The glittering prize of the speakership is dangling in front of the eyes of several backbenchers whose careers are becalmed.
They have a rare chance. Almost all advancement in the government is in the gift of the leader.
After the 2013 election Tony Abbott treated the speakership, supposed to belong to the party, as a “captain’s pick” and presented his choice of Bronwyn Bishop to the partyroom.
Now that has ended in tears, Abbott has indicated that those aspiring to succeed her can fight it out to get the numbers among their peers.
Interestingly, three of them have been demoted by Abbott and the fourth has been on the outer because of his policy views.
Smith, who comes from Victoria and formerly worked for then-treasurer Peter Costello, was in shadow cabinet but Abbott pushed him down to a shadow parliamentary secretary following problems in the 2010 election with his communication policy. After the 2013 victory Smith wasn’t included in the Abbott frontbench.

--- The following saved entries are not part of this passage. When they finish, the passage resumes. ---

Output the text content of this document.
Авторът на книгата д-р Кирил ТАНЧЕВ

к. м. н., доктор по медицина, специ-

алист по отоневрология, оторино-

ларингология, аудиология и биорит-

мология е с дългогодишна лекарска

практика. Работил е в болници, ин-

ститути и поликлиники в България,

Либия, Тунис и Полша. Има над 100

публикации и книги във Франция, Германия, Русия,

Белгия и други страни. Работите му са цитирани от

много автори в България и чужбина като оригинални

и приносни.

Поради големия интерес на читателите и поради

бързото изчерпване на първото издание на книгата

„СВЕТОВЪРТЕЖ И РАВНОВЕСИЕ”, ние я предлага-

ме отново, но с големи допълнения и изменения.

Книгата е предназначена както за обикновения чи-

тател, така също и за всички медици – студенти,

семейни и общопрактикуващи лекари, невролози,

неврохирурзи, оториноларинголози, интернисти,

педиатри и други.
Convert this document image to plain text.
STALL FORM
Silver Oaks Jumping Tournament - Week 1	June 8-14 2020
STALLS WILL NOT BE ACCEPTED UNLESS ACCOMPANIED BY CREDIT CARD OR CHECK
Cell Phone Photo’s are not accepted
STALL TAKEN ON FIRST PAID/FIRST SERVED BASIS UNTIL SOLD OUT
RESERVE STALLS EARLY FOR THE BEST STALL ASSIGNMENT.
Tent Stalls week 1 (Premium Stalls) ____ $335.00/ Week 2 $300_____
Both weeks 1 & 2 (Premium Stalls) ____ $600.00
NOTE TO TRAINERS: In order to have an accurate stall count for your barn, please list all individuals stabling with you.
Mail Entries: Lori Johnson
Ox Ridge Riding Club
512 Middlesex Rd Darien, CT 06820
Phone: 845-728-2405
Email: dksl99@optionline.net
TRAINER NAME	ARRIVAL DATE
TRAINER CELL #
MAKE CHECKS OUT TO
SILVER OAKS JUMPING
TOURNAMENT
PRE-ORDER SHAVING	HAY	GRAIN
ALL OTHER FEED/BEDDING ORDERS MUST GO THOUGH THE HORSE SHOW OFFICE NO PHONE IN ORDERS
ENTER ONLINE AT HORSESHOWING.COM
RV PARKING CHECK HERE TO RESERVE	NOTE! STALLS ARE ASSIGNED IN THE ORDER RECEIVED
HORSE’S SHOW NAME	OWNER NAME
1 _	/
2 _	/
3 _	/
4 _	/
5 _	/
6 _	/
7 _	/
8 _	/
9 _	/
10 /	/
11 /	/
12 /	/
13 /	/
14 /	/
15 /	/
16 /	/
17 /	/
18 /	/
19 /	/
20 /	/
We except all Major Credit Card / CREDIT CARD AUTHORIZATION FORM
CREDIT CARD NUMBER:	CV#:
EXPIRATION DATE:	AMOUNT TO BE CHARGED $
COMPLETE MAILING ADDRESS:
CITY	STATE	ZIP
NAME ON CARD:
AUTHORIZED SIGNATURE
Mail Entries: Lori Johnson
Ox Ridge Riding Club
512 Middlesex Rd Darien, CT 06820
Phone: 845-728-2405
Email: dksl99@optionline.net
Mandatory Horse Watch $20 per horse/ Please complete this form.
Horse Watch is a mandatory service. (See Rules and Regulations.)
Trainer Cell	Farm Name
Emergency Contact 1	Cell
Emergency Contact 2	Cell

In government, Smith has been active as chair of the parliamentary committee on electoral matters, which has recommended big changes to voting arrangements for the Senate.
Southcott, from South Australia, was also demoted in opposition by Abbott and overlooked in government.
Ruddock was sacked by Abbott as chief government whip early this year. Recently Abbott appointed him as special envoy for citizenship and community engagement as part of the government’s consideration of a further toughening of the citizenship laws.
Broadbent, one of the much-diminished number of moderate voices, is not on the ideological wavelength of the Abbott Liberal party.
As things stand, the contest appears open, especially if three or four candidates ended up in the ballot.
It has quickly become apparent the Liberals are not keen on the about A$340,000 post, with its prestige and (not to be abused, please) generous perks, going to deputy Speaker Bruce Scott, who is from the Nationals.
National Ian Sinclair briefly served as speaker in 1998, after Bob Halverson was pushed out because the Howard government thought he was too impartial. But Sinclair was special and this time the Liberals want to keep hold of the job.
The last time the Liberals elected their speaker was in 2004, when David Hawker beat Bronwyn Bishop and Bruce Baird. That contest is a lesson for those making predictions.
Hawker was not the favourite and Baird, a prominent moderate, had the backing of John Howard who, though he had not made him a minister, thought he would be good in the chair. Peter Costello worked hard and successfully to get up Hawker, a fellow Victorian.
One thing going against Ruddock, the “Father of the House” and former senior minister in the Howard government, is that some Liberals see him as too much part of the Howard era, and think the party should move on.
Broadbent, who says he believes he has “broad support” in the party, might attract some moderate votes on the grounds of factional loyalty but lose votes among the conservative majority who could fear he would be too independent.
Both Southcott and Smith are sitting on margins in their seats (Boothby, Casey) of just over 7%, which can be precarious in these volatile times, and with the government facing uphill battles in South Australia and Victoria.
Being speaker can make campaigning harder. Sharman Stone, who has been very critical of the way the parliament has been operating, says it is “very tempting to try set the parliament back on the right course”. But, though her name was mentioned and some would like a woman to replace a woman, she is not throwing her hat in the ring. Her electorate is in a terrible way, she says, due to water policy issues, and that’s her priority.
There are apparently no formal rules for how the Liberal partyroom chooses the speaker – or more precisely, the candidate the government puts up to the House of Representatives (there may be a Labor candidate).
But the vote would be taken among the lower house Liberals, not the whole party room.
It may be that a consensus emerges before the Liberal meeting on Monday morning, or that one or two candidates drop out. It’s always possible one or more other candidates might emerge.
But if the numbers remain uncertain, there is an incentive for hopefuls to push on. The stakes are high for the individuals and strange things can happen in ballots.